Properti

Harga Properti Turun 0,4 Persen, Perempuan Investor Dominasi Pencarian Rumah

Advertisement

Jakarta, Kompas.com – Sektor properti nasional pada awal kuartal kedua 2026 mencatatkan tren harga yang berlawanan dengan laju inflasi. Data Flash Report April dari Rumah123 menunjukkan, harga properti mengalami kontraksi sebesar 0,4 persen, sementara Indeks Harga Konsumen (IHK) tercatat melonjak 4,76 persen secara tahunan (YoY).

Disparitas 516 basis poin ini menciptakan celah nilai, menempatkan aset hunian pada posisi harga yang lebih rendah dari potensi pasar. Fenomena ini tampaknya dimanfaatkan oleh kelompok investor baru yang kini mulai mendominasi pasar real estat, yaitu perempuan profesional.

Perempuan Dominasi Pencarian Properti Daring

Transformasi peran ini menempatkan perempuan sebagai pengambil keputusan finansial utama dalam investasi properti. Data menunjukkan bahwa perempuan memimpin aktivitas pencarian properti secara daring dengan proporsi mencapai 52 persen hingga 58,7 persen.

Pergeseran profil investor ini menandai babak baru yang lebih inklusif. Perempuan profesional kini mendominasi pengambilan keputusan investasi aset riil dengan pendekatan yang lebih analitis.

Sejak 2021, jumlah investor perempuan tercatat meroket 148 persen. Nilai total aset mereka di pasar modal bahkan mencapai Rp 502,29 triliun per Februari 2025. Hal ini didukung oleh literasi keuangan yang tinggi.

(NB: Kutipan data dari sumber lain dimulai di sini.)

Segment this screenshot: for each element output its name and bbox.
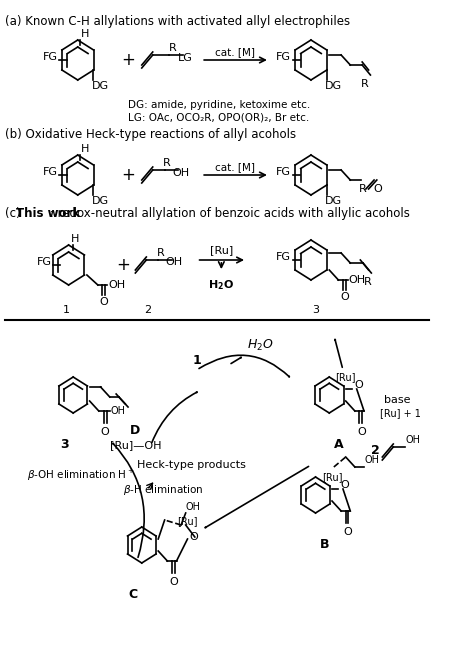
Text: $H_2O$: $H_2O$: [247, 338, 274, 353]
Text: OH: OH: [186, 502, 201, 512]
Text: O: O: [340, 480, 349, 490]
Text: R: R: [163, 158, 171, 168]
Text: 2: 2: [145, 305, 152, 315]
Text: O: O: [373, 184, 382, 194]
Text: 1: 1: [192, 353, 201, 366]
Text: [Ru] + 1: [Ru] + 1: [380, 408, 420, 418]
Text: This work: This work: [17, 207, 81, 220]
Text: Heck-type products: Heck-type products: [137, 460, 246, 470]
Text: DG: DG: [325, 81, 342, 91]
Text: FG: FG: [43, 52, 58, 62]
Text: FG: FG: [43, 167, 58, 177]
Text: LG: LG: [178, 53, 193, 63]
Text: 2: 2: [371, 443, 379, 456]
Text: OH: OH: [109, 280, 126, 290]
Text: O: O: [99, 297, 108, 307]
Text: D: D: [130, 424, 140, 436]
Text: $\mathbf{H_2O}$: $\mathbf{H_2O}$: [209, 278, 234, 292]
Text: O: O: [340, 292, 349, 302]
Text: [Ru]: [Ru]: [322, 472, 342, 482]
Text: OH: OH: [165, 257, 182, 267]
Text: OH: OH: [405, 435, 420, 445]
Text: cat. [M]: cat. [M]: [215, 162, 255, 172]
Text: $\beta$-H elimination: $\beta$-H elimination: [123, 483, 204, 497]
Text: 3: 3: [60, 439, 68, 451]
FancyArrowPatch shape: [205, 466, 309, 527]
Text: R: R: [358, 184, 366, 194]
Text: O: O: [343, 527, 352, 537]
Text: H: H: [81, 144, 89, 154]
Text: FG: FG: [276, 167, 291, 177]
Text: +: +: [121, 51, 135, 69]
Text: (c): (c): [5, 207, 24, 220]
Text: O: O: [169, 577, 178, 587]
FancyArrowPatch shape: [199, 355, 289, 377]
Text: [Ru]: [Ru]: [210, 245, 233, 255]
Text: OH: OH: [110, 406, 126, 416]
Text: 1: 1: [63, 305, 70, 315]
Text: (b) Oxidative Heck-type reactions of allyl acohols: (b) Oxidative Heck-type reactions of all…: [5, 128, 296, 141]
FancyArrowPatch shape: [113, 443, 144, 557]
Text: FG: FG: [276, 52, 291, 62]
Text: DG: DG: [325, 196, 342, 206]
Text: OH: OH: [364, 455, 379, 465]
Text: O: O: [354, 380, 363, 390]
Text: +: +: [121, 166, 135, 184]
Text: DG: DG: [91, 81, 109, 91]
Text: O: O: [101, 427, 109, 437]
Text: B: B: [320, 539, 329, 552]
Text: A: A: [334, 439, 343, 451]
Text: R: R: [169, 43, 177, 53]
Text: FG: FG: [276, 252, 291, 262]
Text: [Ru]—OH: [Ru]—OH: [109, 440, 161, 450]
Text: +: +: [117, 256, 130, 274]
Text: (a) Known Ċ-H allylations with activated allyl electrophiles: (a) Known Ċ-H allylations with activate…: [5, 15, 350, 28]
FancyArrowPatch shape: [335, 340, 342, 367]
Text: cat. [M]: cat. [M]: [215, 47, 255, 57]
Text: H: H: [81, 29, 89, 39]
Text: : redox-neutral allylation of benzoic acids with allylic acohols: : redox-neutral allylation of benzoic ac…: [17, 207, 410, 220]
Text: [Ru]: [Ru]: [336, 372, 356, 382]
Text: LG: OAc, OCO₂R, OPO(OR)₂, Br etc.: LG: OAc, OCO₂R, OPO(OR)₂, Br etc.: [128, 113, 310, 123]
Text: DG: DG: [91, 196, 109, 206]
Text: O: O: [357, 427, 365, 437]
Text: $\beta$-OH elimination H$^+$: $\beta$-OH elimination H$^+$: [27, 467, 135, 482]
Text: OH: OH: [172, 168, 189, 178]
Text: O: O: [189, 532, 198, 542]
Text: R: R: [361, 79, 369, 89]
Text: FG: FG: [36, 257, 52, 267]
Text: R: R: [364, 277, 372, 287]
Text: OH: OH: [348, 275, 365, 285]
Text: C: C: [128, 589, 137, 602]
Text: 3: 3: [312, 305, 319, 315]
FancyArrowPatch shape: [152, 392, 197, 443]
Text: R: R: [156, 248, 164, 258]
FancyArrowPatch shape: [231, 357, 241, 364]
Text: [Ru]: [Ru]: [177, 516, 198, 526]
Text: H: H: [72, 234, 80, 244]
Text: DG: amide, pyridine, ketoxime etc.: DG: amide, pyridine, ketoxime etc.: [128, 100, 310, 110]
Text: base: base: [384, 395, 410, 405]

Pada 2024, indeks literasi keuangan perempuan menyentuh angka 66,75 persen, melampaui kelompok laki-laki. Dominasi ini juga terkonfirmasi pada data perbankan melalui Program Sejuta Rumah, di mana 35,5 persen akad rumah dilakukan oleh perempuan.

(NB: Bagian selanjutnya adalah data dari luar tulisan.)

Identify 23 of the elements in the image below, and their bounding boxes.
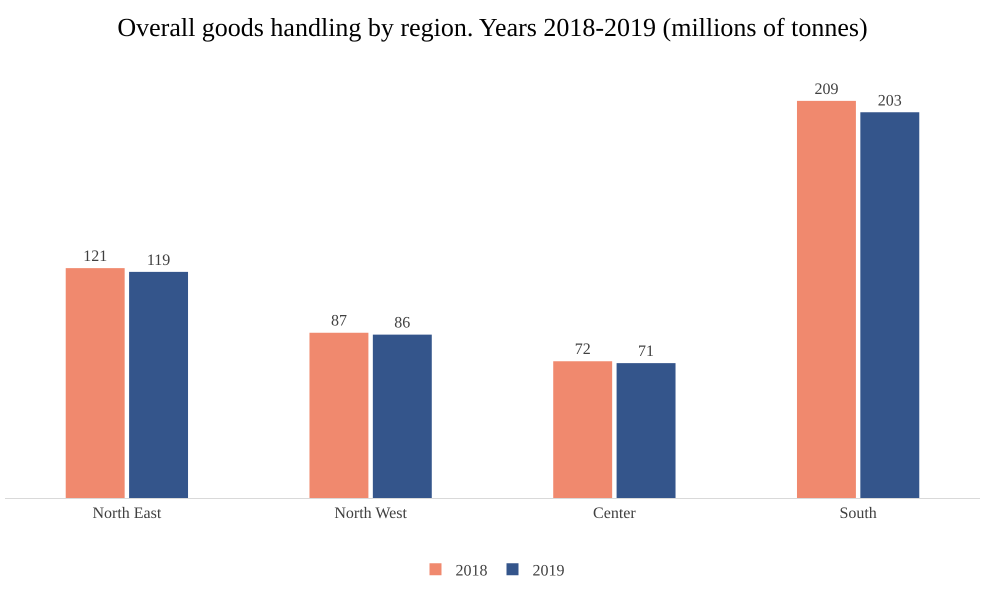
x-tick-label: North West — [334, 505, 408, 522]
data-label: 209 — [814, 80, 838, 98]
chart-title: Overall goods handling by region. Years 2018-2019 (millions of tonnes) — [117, 13, 868, 42]
data-label: 121 — [83, 248, 108, 266]
bar — [66, 268, 125, 498]
bar — [129, 272, 188, 498]
x-tick-label: South — [839, 505, 877, 522]
bar — [553, 361, 612, 498]
data-label: 71 — [638, 343, 654, 360]
bar — [796, 100, 856, 498]
bar — [860, 112, 920, 498]
x-tick-label: North East — [92, 505, 162, 522]
data-label: 87 — [330, 312, 347, 330]
data-label: 119 — [146, 252, 170, 269]
legend-label: 2018 — [456, 562, 488, 580]
bar — [309, 332, 368, 498]
data-label: 86 — [394, 314, 410, 332]
data-label: 203 — [878, 92, 902, 110]
data-label: 72 — [574, 341, 591, 358]
legend-label: 2019 — [532, 562, 564, 580]
bar — [616, 363, 676, 498]
x-tick-label: Center — [593, 505, 636, 522]
bar — [372, 334, 432, 498]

Metode Evaluasi Investor Perempuan

Head of Research Rumah123, Marisa Jaya, menjelaskan bahwa investor perempuan saat ini memiliki metode evaluasi yang lebih ketat sebelum melakukan transaksi.

Advertisement

“Perempuan profesional saat ini cenderung menggunakan pendekatan berbasis data. Mereka tidak lagi hanya melihat estetika bangunan, tetapi menganalisis skor likuiditas area dan potensi imbal hasil sewa,” ungkap Marisa, dikutip Kompas.com, Rabu (23/4/2026).

Preferensi instrumen investasi mereka pun sangat spesifik. Sebanyak 99,8 persen investor perempuan memilih rumah tapak sebagai aset utama. Segmen harga Rp 1 miliar hingga Rp 3 miliar menjadi yang paling diminati.

Tekanan Suplai dan Magnet Tangerang

Meskipun harga saat ini terkoreksi tipis, indikator fundamental pasar justru menunjukkan penguatan struktur. Volume suplai rumah sekunder nasional merosot 7,8 persen (YoY).

Defisit ketersediaan unit ini diprediksi menjadi pemicu lonjakan harga saat daya beli pulih sepenuhnya, terutama mengingat biaya konstruksi telah naik 19,97 persen.

Tangerang tetap menjadi pusat potensial dengan pangsa pencarian properti sebesar 14,8 persen, mengungguli Jakarta Selatan dan Jakarta Barat. Di kawasan ini, khususnya pada wilayah mandiri seperti BSD City, unit dengan harga di atas Rp 3 miliar menunjukkan daya tahan kapital paling stabil sebagai instrumen lindung nilai.

Kondisi pasar yang sedang berada pada titik valuasi rendah ini memberikan ruang bagi investor untuk melakukan akumulasi aset. Suku bunga acuan Bank Indonesia yang stabil di level 4,75 persen menjaga biaya pembiayaan tetap kompetitif. Ditambah dengan kebijakan Pajak Pertambahan Nilai Ditanggung Pemerintah (PPN DTP) yang masih berlaku, beban akuisisi aset menjadi lebih ringan.